I'm not goign to comment on the fact that you are only 20, and there is SOOOO MUCH coming your way in the future.. But that doesn't negate the fact that you care about someone and what you are tryign to accomplish personally is coming into direct conflict w/ your relationship with him. It sux. It is really hard to compete when you have people in your life who just dont' get it or aren't interested. I don't have any answers for you, but if you can keep a more even keel to the extremes resulting from your diet (i.e. learn to anticipate a moody day & snappy responses to people who just seem to ask you the dumbest damn questions on those days) and maybe let those people know that it is a low carb day and maybe give you a little room or understandign if you do shoot off your mouth more than intended. And you will learn to identify the best way to handle things for you & for him.

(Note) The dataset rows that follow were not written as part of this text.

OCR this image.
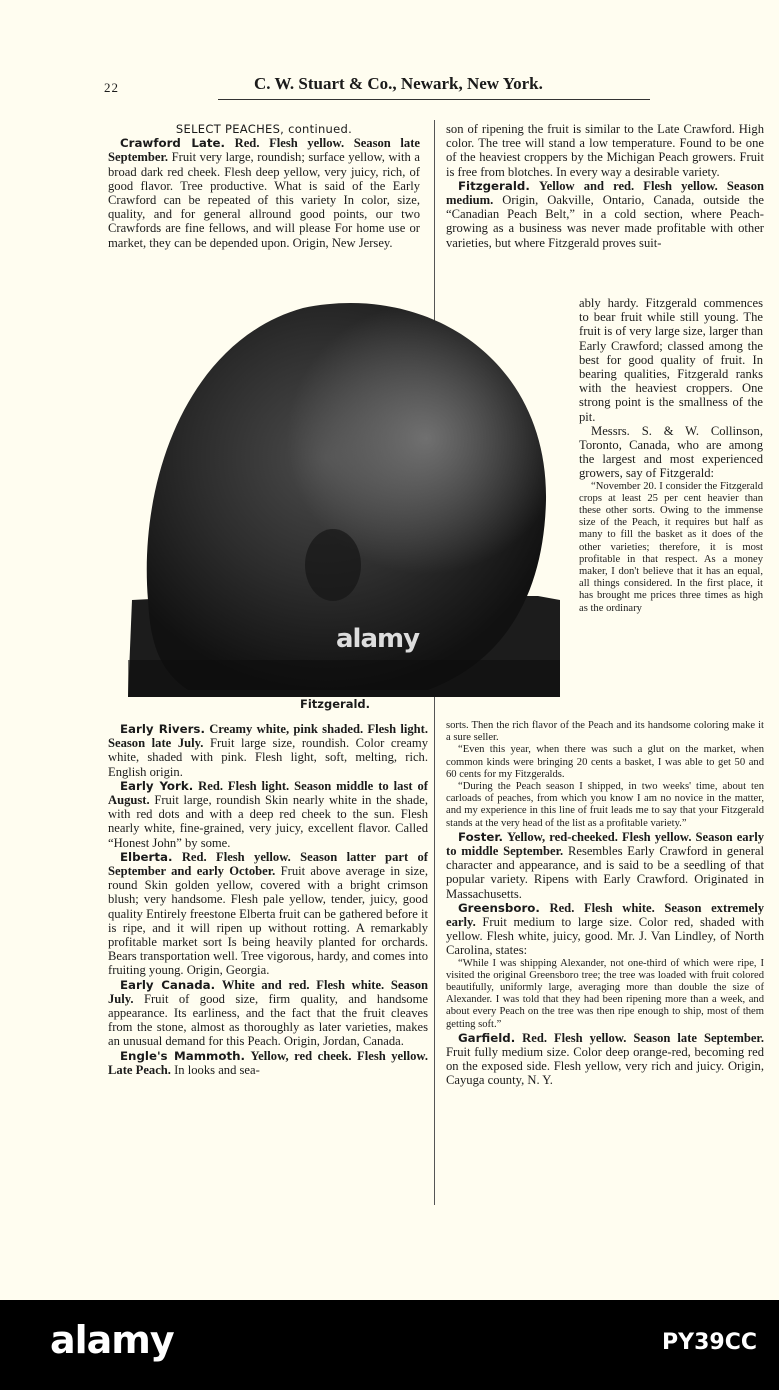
22	C. W. Stuart & Co., Newark, New York.

SELECT PEACHES, continued.

Crawford Late. Red. Flesh yellow. Season late September. Fruit very large, roundish; surface yellow, with a broad dark red cheek. Flesh deep yellow, very juicy, rich, of good flavor. Tree productive. What is said of the Early Crawford can be repeated of this variety In color, size, quality, and for general allround good points, our two Crawfords are fine fellows, and will please For home use or market, they can be depended upon. Origin, New Jersey.

alamy
Fitzgerald.

Early Rivers. Creamy white, pink shaded. Flesh light. Season late July. Fruit large size, roundish. Color creamy white, shaded with pink. Flesh light, soft, melting, rich. English origin.

Early York. Red. Flesh light. Season middle to last of August. Fruit large, roundish Skin nearly white in the shade, with red dots and with a deep red cheek to the sun. Flesh nearly white, fine-grained, very juicy, excellent flavor. Called “Honest John” by some.

Elberta. Red. Flesh yellow. Season latter part of September and early October. Fruit above average in size, round Skin golden yellow, covered with a bright crimson blush; very handsome. Flesh pale yellow, tender, juicy, good quality Entirely freestone Elberta fruit can be gathered before it is ripe, and it will ripen up without rotting. A remarkably profitable market sort Is being heavily planted for orchards. Bears transportation well. Tree vigorous, hardy, and comes into fruiting young. Origin, Georgia.

Early Canada. White and red. Flesh white. Season July. Fruit of good size, firm quality, and handsome appearance. Its earliness, and the fact that the fruit cleaves from the stone, almost as thoroughly as later varieties, makes an unusual demand for this Peach. Origin, Jordan, Canada.

Engle's Mammoth. Yellow, red cheek. Flesh yellow. Late Peach. In looks and sea-

son of ripening the fruit is similar to the Late Crawford. High color. The tree will stand a low temperature. Found to be one of the heaviest croppers by the Michigan Peach growers. Fruit is free from blotches. In every way a desirable variety.

Fitzgerald. Yellow and red. Flesh yellow. Season medium. Origin, Oakville, Ontario, Canada, outside the “Canadian Peach Belt,” in a cold section, where Peach-growing as a business was never made profitable with other varieties, but where Fitzgerald proves suit-

ably hardy. Fitzgerald commences to bear fruit while still young. The fruit is of very large size, larger than Early Crawford; classed among the best for good quality of fruit. In bearing qualities, Fitzgerald ranks with the heaviest croppers. One strong point is the smallness of the pit.

Messrs. S. & W. Collinson, Toronto, Canada, who are among the largest and most experienced growers, say of Fitzgerald:

“November 20. I consider the Fitzgerald crops at least 25 per cent heavier than these other sorts. Owing to the immense size of the Peach, it requires but half as many to fill the basket as it does of the other varieties; therefore, it is most profitable in that respect. As a money maker, I don't believe that it has an equal, all things considered. In the first place, it has brought me prices three times as high as the ordinary

sorts. Then the rich flavor of the Peach and its handsome coloring make it a sure seller.

“Even this year, when there was such a glut on the market, when common kinds were bringing 20 cents a basket, I was able to get 50 and 60 cents for my Fitzgeralds.

“During the Peach season I shipped, in two weeks' time, about ten carloads of peaches, from which you know I am no novice in the matter, and my experience in this line of fruit leads me to say that your Fitzgerald stands at the very head of the list as a profitable variety.”

Foster. Yellow, red-cheeked. Flesh yellow. Season early to middle September. Resembles Early Crawford in general character and appearance, and is said to be a seedling of that popular variety. Ripens with Early Crawford. Originated in Massachusetts.

Greensboro. Red. Flesh white. Season extremely early. Fruit medium to large size. Color red, shaded with yellow. Flesh white, juicy, good. Mr. J. Van Lindley, of North Carolina, states:

“While I was shipping Alexander, not one-third of which were ripe, I visited the original Greensboro tree; the tree was loaded with fruit colored beautifully, uniformly large, averaging more than double the size of Alexander. I was told that they had been ripening more than a week, and about every Peach on the tree was then ripe enough to ship, most of them getting soft.”

Garfield. Red. Flesh yellow. Season late September. Fruit fully medium size. Color deep orange-red, becoming red on the exposed side. Flesh yellow, very rich and juicy. Origin, Cayuga county, N. Y.

alamy	PY39CC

But don't jump to the conclusions that just make the whole situation worse - NO YOU DO NOT FEEL FAT! NO YOU ARE NOT A BAD PERSON! YES YOU ARE DOING SOMETHING THAT IS MEANINGFUL TO YOU BUT WILL CHALLENGE YOU TO THE CORE! And never lose sight of that. Keep things in perspective.

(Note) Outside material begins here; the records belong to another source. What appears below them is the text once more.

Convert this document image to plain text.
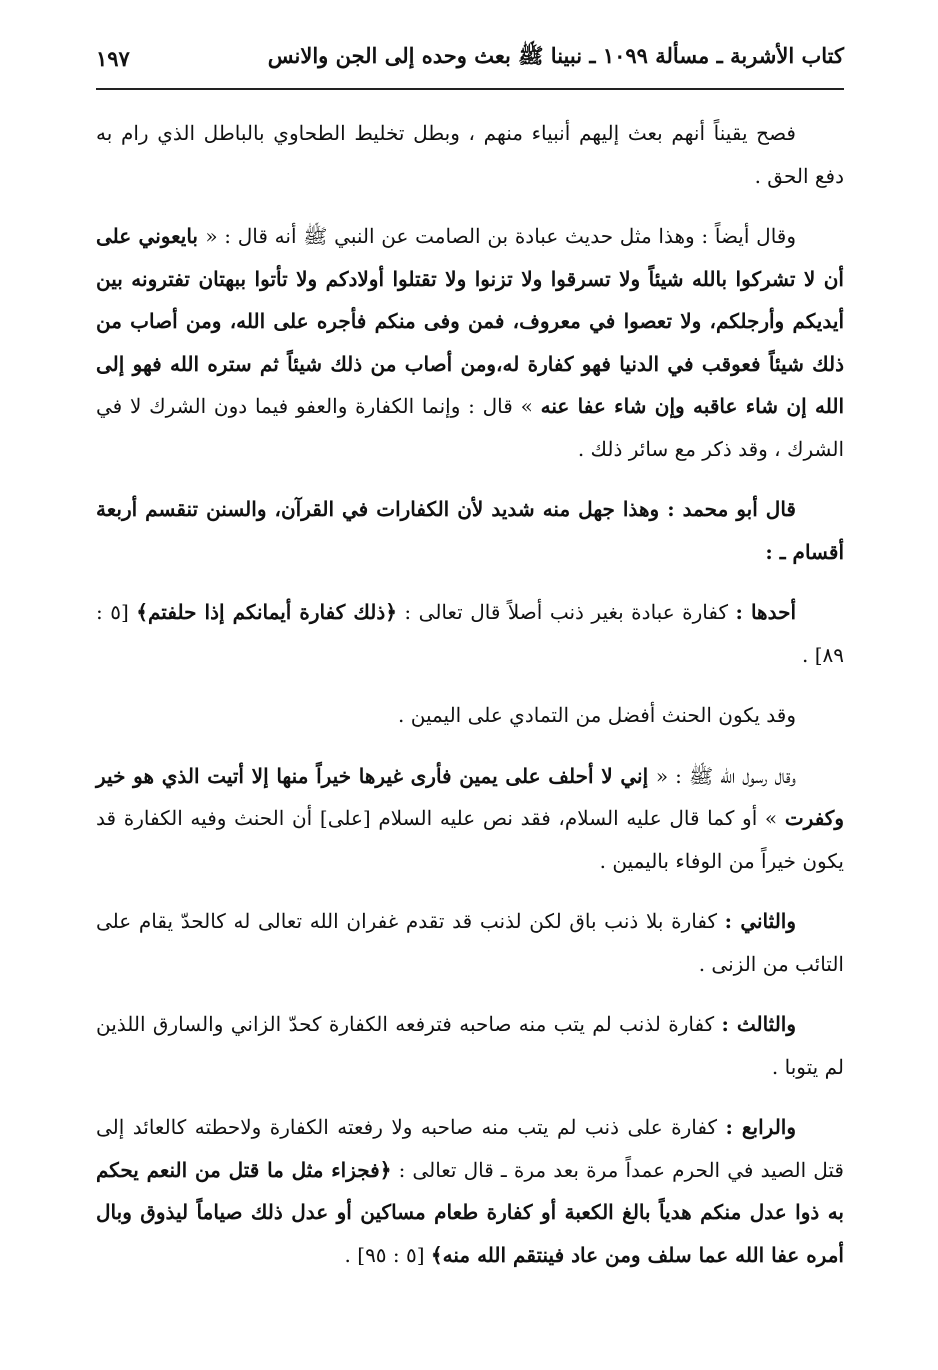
كتاب الأشربة ـ مسألة ١٠٩٩ ـ نبينا ﷺ بعث وحده إلى الجن والانس
١٩٧

فصح يقيناً أنهم بعث إليهم أنبياء منهم ، وبطل تخليط الطحاوي بالباطل الذي رام به دفع الحق .

وقال أيضاً : وهذا مثل حديث عبادة بن الصامت عن النبي ﷺ أنه قال : « بايعوني على أن لا تشركوا بالله شيئاً ولا تسرقوا ولا تزنوا ولا تقتلوا أولادكم ولا تأتوا ببهتان تفترونه بين أيديكم وأرجلكم، ولا تعصوا في معروف، فمن وفى منكم فأجره على الله، ومن أصاب من ذلك شيئاً فعوقب في الدنيا فهو كفارة له،ومن أصاب من ذلك شيئاً ثم ستره الله فهو إلى الله إن شاء عاقبه وإن شاء عفا عنه » قال : وإنما الكفارة والعفو فيما دون الشرك لا في الشرك ، وقد ذكر مع سائر ذلك .

قال أبو محمد : وهذا جهل منه شديد لأن الكفارات في القرآن، والسنن تنقسم أربعة أقسام ـ :

أحدها : كفارة عبادة بغير ذنب أصلاً قال تعالى : ﴿ذلك كفارة أيمانكم إذا حلفتم﴾ [٥ : ٨٩] .

وقد يكون الحنث أفضل من التمادي على اليمين .

وقال رسول الله ﷺ : « إني لا أحلف على يمين فأرى غيرها خيراً منها إلا أتيت الذي هو خير وكفرت » أو كما قال عليه السلام، فقد نص عليه السلام [على] أن الحنث وفيه الكفارة قد يكون خيراً من الوفاء باليمين .

والثاني : كفارة بلا ذنب باق لكن لذنب قد تقدم غفران الله تعالى له كالحدّ يقام على التائب من الزنى .

والثالث : كفارة لذنب لم يتب منه صاحبه فترفعه الكفارة كحدّ الزاني والسارق اللذين لم يتوبا .

والرابع : كفارة على ذنب لم يتب منه صاحبه ولا رفعته الكفارة ولاحطته كالعائد إلى قتل الصيد في الحرم عمداً مرة بعد مرة ـ قال تعالى : ﴿فجزاء مثل ما قتل من النعم يحكم به ذوا عدل منكم هدياً بالغ الكعبة أو كفارة طعام مساكين أو عدل ذلك صياماً ليذوق وبال أمره عفا الله عما سلف ومن عاد فينتقم الله منه﴾ [٥ : ٩٥] .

RE: cramps - suggest taking Evening Primrose (available in any grocery store or health food store). Also the usual - ibuprofin, etc.
Also as far as not seeing changes --- HAVE FAITH! You won't know what sort of amazing things your body can do when you let the miracle of metabolism run its course! Right now you are still training your body to respond to the regime. It is very hard & frustrating - but the last 4 weeks will amaze you! THe last 2 weeks will blow your mind! The last 5 days will make you think you woke up & saw a different person in the mirror!

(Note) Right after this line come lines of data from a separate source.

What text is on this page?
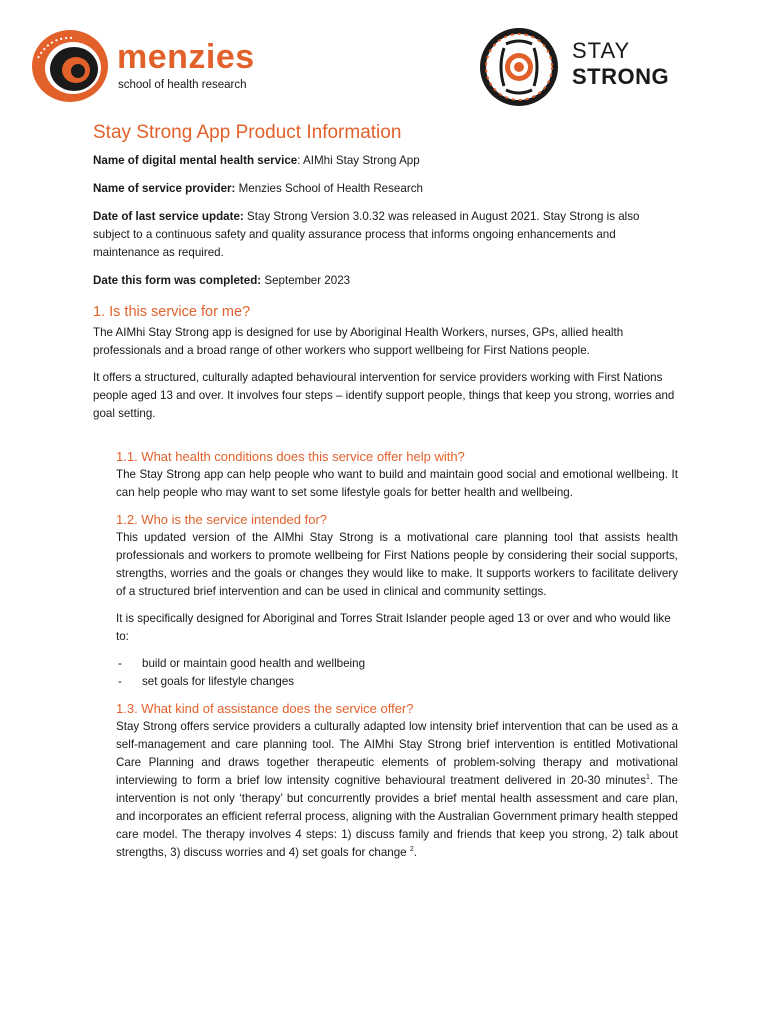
menzies
school of health research
STAY
STRONG
Stay Strong App Product Information

Name of digital mental health service: AIMhi Stay Strong App

Name of service provider: Menzies School of Health Research

Date of last service update: Stay Strong Version 3.0.32 was released in August 2021. Stay Strong is also subject to a continuous safety and quality assurance process that informs ongoing enhancements and maintenance as required.

Date this form was completed: September 2023

1. Is this service for me?

The AIMhi Stay Strong app is designed for use by Aboriginal Health Workers, nurses, GPs, allied health professionals and a broad range of other workers who support wellbeing for First Nations people.

It offers a structured, culturally adapted behavioural intervention for service providers working with First Nations people aged 13 and over. It involves four steps – identify support people, things that keep you strong, worries and goal setting.

1.1. What health conditions does this service offer help with?

The Stay Strong app can help people who want to build and maintain good social and emotional wellbeing. It can help people who may want to set some lifestyle goals for better health and wellbeing.

1.2. Who is the service intended for?

This updated version of the AIMhi Stay Strong is a motivational care planning tool that assists health professionals and workers to promote wellbeing for First Nations people by considering their social supports, strengths, worries and the goals or changes they would like to make. It supports workers to facilitate delivery of a structured brief intervention and can be used in clinical and community settings.

It is specifically designed for Aboriginal and Torres Strait Islander people aged 13 or over and who would like to:

- build or maintain good health and wellbeing
- set goals for lifestyle changes
1.3. What kind of assistance does the service offer?

Stay Strong offers service providers a culturally adapted low intensity brief intervention that can be used as a self-management and care planning tool. The AIMhi Stay Strong brief intervention is entitled Motivational Care Planning and draws together therapeutic elements of problem-solving therapy and motivational interviewing to form a brief low intensity cognitive behavioural treatment delivered in 20-30 minutes$^1$. The intervention is not only ‘therapy’ but concurrently provides a brief mental health assessment and care plan, and incorporates an efficient referral process, aligning with the Australian Government primary health stepped care model. The therapy involves 4 steps: 1) discuss family and friends that keep you strong, 2) talk about strengths, 3) discuss worries and 4) set goals for change $^2$.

Everything in the above stated is THE VERY REASON WHY SASSY IS WHO SHE IS!!!! THanks girl!!!!! I guess I am coming to terms with everything ...in time...in time
I really needed to read all this , Ive read the 'so you want to compete' thread but it is very different when everything said in there is ACTUALLY going on with me at this very moment. So the minutes, the hours, the days go by....Slowly I find my self walking around campus on my way to class and I feel like ripping EVERYONE'S head OFF!!!! Seriouslly....but Im WORKING on it. Ive talked to my BF and I have to work on being the girl I was before all this hit me like a TON of bricks(or at least try to be as close as possible).....Im starting to gain some confidence and I have a good feeling that everything will work out in the end. I am going to print what you wrote and will keep it around just IN CASE I start to wonder off the road a bit....it should kick my a$$ right back on track.
Like Ms. Bunny likes to say: "STFU and TRAIN woman!!!"<-----saying this to my self this very moment!!!!